I’ve had a lot of questions from other photographers about how I shot the egyptian shots I recently posted so I thought I’d do a more detailed blog on the hows and whys of the shoot and how we got to the point I had images like this coming out of the camera without any photoshop work yet.
First and formost is the team of people I worked with. If JChans, an amazing young designer and artist, had not done some an incredible job on the makeup and costume design no camera would have made it better. Add to that Jeffery Forlorns ability to work with the concept to tie everything on the far side of the lens together.
As for how it was done on the back side of the lens it really came down to a few things. Having the right tools and knowing how they would work when used in certain ways.
The shoot was held at the designers house and not in the studio. My studio is on the third floor and no elevator and while the sarcophagus only had gold paint instead of metal it still weighed enough nobody wanted to try and muscle it up those stairs.
So first of all I had to decide what to bring, and it had to be small enough I could carry it back up to the studio afterward without a heart attack. 🙂
Backgrounds. The background is the back side of the floor end of a 12×24 Canterbury background I recently purchased at Amvona.
Once the background was setup I had some time to play with lighting as the last of the makeup was applied.
For lights I brought two options to try out. A studio strobe and a pair of Canon speedlites along with a canon ST-E2 wireless controller to fire them off camera.
Now one thing you’ll notice right away is this image lacks the warmth of the others, nice thing about the current Canon cameras and flash units is when talking together they can set the white balance at the moment of exposure to match the variables of the flash. Of course white balance can be tweaked easily and still without photoshop.
So know we’re much better and only a slight exposure tweak away from being as nicely exposed as the others, but there’s still the issue of it looks like a model in front of a prop in front of a muslin background.
This shot was at F6.3 and 1/160th of a second. At F6.3 there’s just too much still in sharp focus.
I knew with different lighting I could take much better advantage of my newest lens, the Canon 85mm F1.2 L. In the few weeks I’ve had this lens it’s become my absolute favorite.
So I taped one of the speedlights on top of the AB800 so it would fire into the umbrella and moved the other to point at the sarcophagus, and used some gaffers tape to make an impromptu snoot to focus the light from this flash on the gold face of the sarcophagus.
With those two lights setup I used the ST-E2 in high speed synch mode to ratio the flash units so to about a 4:1 ratio so the light hitting the umbrella would have much more juice going to it.
This allowed me to shoot around 1/200 and 1/250 (too fast to synch with the studio strobes normally) at a aperture setting of F2. Now it’s that F2 that allow the face to be nice and sharp while the sarcophagus, less than a foot behind him, falls into a lovely soft focus and the muslin background becomes an brown splash of color and not fabric.

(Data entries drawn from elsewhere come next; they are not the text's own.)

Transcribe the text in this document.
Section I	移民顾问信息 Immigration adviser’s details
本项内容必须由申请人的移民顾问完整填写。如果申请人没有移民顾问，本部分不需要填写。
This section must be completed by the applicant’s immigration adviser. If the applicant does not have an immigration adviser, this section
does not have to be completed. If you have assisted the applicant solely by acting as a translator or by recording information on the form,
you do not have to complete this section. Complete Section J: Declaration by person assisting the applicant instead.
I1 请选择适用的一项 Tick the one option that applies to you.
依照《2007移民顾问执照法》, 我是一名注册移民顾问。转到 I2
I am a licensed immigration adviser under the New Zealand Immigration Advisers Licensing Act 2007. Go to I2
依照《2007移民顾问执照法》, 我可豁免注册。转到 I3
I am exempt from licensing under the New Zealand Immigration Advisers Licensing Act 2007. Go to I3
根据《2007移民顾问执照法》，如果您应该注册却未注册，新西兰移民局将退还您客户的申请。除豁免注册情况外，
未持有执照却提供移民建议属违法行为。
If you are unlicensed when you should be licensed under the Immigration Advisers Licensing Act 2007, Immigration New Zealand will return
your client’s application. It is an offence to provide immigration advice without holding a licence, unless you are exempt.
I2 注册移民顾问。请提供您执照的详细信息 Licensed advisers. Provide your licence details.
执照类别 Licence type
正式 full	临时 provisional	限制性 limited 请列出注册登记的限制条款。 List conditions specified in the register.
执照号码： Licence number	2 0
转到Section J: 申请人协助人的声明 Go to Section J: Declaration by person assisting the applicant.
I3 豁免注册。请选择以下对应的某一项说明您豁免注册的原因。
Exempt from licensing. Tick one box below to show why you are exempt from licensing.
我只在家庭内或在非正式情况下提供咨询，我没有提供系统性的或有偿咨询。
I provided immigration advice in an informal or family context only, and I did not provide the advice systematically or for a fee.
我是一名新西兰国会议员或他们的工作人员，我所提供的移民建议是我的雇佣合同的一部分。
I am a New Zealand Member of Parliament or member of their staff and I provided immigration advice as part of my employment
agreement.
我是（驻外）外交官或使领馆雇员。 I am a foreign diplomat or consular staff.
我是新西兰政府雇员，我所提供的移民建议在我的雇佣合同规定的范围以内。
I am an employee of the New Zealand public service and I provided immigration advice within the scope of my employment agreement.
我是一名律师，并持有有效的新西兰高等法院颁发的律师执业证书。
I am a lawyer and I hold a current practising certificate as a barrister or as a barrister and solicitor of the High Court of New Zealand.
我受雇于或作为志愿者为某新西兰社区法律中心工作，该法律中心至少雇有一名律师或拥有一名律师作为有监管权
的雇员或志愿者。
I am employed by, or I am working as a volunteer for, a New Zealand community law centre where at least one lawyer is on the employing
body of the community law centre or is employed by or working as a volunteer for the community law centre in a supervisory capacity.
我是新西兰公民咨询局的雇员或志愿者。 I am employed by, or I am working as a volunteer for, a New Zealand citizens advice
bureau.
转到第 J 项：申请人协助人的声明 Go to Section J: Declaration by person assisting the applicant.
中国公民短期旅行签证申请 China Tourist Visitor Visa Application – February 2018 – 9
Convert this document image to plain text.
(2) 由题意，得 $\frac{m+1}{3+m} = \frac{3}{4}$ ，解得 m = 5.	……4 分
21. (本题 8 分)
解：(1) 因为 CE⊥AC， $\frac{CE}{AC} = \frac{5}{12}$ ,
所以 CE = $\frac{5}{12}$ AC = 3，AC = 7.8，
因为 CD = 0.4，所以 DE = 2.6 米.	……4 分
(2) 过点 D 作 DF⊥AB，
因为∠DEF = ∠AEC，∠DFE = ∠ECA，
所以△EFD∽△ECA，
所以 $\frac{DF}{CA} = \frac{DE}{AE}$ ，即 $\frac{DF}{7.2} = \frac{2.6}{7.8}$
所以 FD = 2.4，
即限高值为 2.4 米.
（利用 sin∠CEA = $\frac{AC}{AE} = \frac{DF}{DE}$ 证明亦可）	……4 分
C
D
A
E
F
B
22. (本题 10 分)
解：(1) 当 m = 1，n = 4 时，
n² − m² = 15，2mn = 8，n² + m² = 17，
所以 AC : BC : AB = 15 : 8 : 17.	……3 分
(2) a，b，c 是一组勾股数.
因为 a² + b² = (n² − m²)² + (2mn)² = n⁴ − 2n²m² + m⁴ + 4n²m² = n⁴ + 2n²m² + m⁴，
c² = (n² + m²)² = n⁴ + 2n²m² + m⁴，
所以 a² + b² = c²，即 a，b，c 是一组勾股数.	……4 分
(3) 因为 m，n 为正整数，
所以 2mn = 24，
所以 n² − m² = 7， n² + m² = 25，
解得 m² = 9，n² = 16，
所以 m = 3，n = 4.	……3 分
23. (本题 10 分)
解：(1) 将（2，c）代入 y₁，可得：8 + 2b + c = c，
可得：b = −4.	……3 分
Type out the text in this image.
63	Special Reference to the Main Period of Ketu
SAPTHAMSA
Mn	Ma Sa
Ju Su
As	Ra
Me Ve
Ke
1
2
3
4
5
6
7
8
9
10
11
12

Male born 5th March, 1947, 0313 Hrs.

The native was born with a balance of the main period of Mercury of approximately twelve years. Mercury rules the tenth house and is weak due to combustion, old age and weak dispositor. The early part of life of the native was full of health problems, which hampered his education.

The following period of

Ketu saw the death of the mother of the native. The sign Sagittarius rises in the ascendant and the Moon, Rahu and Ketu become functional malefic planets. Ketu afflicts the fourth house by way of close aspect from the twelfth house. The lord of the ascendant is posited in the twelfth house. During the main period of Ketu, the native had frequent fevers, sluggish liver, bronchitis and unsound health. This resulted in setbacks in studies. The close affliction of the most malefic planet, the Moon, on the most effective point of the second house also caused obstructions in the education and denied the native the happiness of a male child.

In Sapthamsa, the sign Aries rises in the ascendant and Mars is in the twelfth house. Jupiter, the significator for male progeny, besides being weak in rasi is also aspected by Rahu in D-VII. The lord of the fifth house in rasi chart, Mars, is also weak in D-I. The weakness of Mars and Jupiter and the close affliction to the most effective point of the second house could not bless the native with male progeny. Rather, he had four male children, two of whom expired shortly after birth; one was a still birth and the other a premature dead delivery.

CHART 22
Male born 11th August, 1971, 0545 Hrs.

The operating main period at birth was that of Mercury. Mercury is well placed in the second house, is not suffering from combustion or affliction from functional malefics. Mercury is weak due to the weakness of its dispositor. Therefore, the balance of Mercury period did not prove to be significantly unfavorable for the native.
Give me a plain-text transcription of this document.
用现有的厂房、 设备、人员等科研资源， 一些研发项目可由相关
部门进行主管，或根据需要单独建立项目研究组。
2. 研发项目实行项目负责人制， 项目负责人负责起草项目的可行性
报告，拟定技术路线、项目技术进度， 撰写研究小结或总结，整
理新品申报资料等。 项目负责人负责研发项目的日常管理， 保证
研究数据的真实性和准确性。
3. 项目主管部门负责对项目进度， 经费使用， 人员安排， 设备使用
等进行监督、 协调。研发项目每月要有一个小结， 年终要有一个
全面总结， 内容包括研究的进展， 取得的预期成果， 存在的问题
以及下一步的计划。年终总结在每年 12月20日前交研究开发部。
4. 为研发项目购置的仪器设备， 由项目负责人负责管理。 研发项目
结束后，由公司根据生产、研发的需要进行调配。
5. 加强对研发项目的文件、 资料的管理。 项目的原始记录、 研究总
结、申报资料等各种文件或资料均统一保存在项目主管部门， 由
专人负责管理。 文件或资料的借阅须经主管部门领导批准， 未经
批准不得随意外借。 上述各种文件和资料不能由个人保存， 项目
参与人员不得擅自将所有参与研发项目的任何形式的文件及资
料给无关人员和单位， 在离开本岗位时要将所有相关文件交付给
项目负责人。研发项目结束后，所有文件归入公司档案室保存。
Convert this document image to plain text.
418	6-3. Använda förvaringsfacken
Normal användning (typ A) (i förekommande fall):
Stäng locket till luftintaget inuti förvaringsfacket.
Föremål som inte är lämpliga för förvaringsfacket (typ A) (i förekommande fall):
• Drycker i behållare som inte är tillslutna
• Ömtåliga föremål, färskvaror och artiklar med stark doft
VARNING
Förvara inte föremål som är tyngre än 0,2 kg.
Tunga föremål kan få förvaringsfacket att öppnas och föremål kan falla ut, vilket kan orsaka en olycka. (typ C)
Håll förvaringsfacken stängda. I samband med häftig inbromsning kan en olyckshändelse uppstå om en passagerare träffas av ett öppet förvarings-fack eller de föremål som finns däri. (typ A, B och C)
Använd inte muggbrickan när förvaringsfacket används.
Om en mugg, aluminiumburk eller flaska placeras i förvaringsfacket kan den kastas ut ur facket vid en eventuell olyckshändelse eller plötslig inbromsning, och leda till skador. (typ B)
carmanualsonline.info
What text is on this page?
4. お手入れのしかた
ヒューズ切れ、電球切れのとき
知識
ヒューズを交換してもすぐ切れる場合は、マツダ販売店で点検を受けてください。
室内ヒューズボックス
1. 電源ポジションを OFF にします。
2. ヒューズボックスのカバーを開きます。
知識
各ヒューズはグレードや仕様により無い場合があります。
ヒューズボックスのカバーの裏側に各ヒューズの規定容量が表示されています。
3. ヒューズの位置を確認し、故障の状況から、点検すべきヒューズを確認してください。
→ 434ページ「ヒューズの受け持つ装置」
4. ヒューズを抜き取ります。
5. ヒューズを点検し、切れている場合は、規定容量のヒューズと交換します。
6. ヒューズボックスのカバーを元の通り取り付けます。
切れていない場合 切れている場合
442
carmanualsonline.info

While the tools often are limited to your budget (or your rapidly shrinking credit) knowing how to use those tools in a given situation is just a matter of practice. In the digital age it’s so much easier for a photographer to learn how things react and what results they give than when I was learning on my old film cameras back in day.
Change those settings, play with the exposure. Look at the results and try something different and study those new results. Eventually it will become second nature and you’ll find yourself zeroing in on the creative look you want for the shots instead of just the “my that’s a well exposed” shot that the basic settings might give you.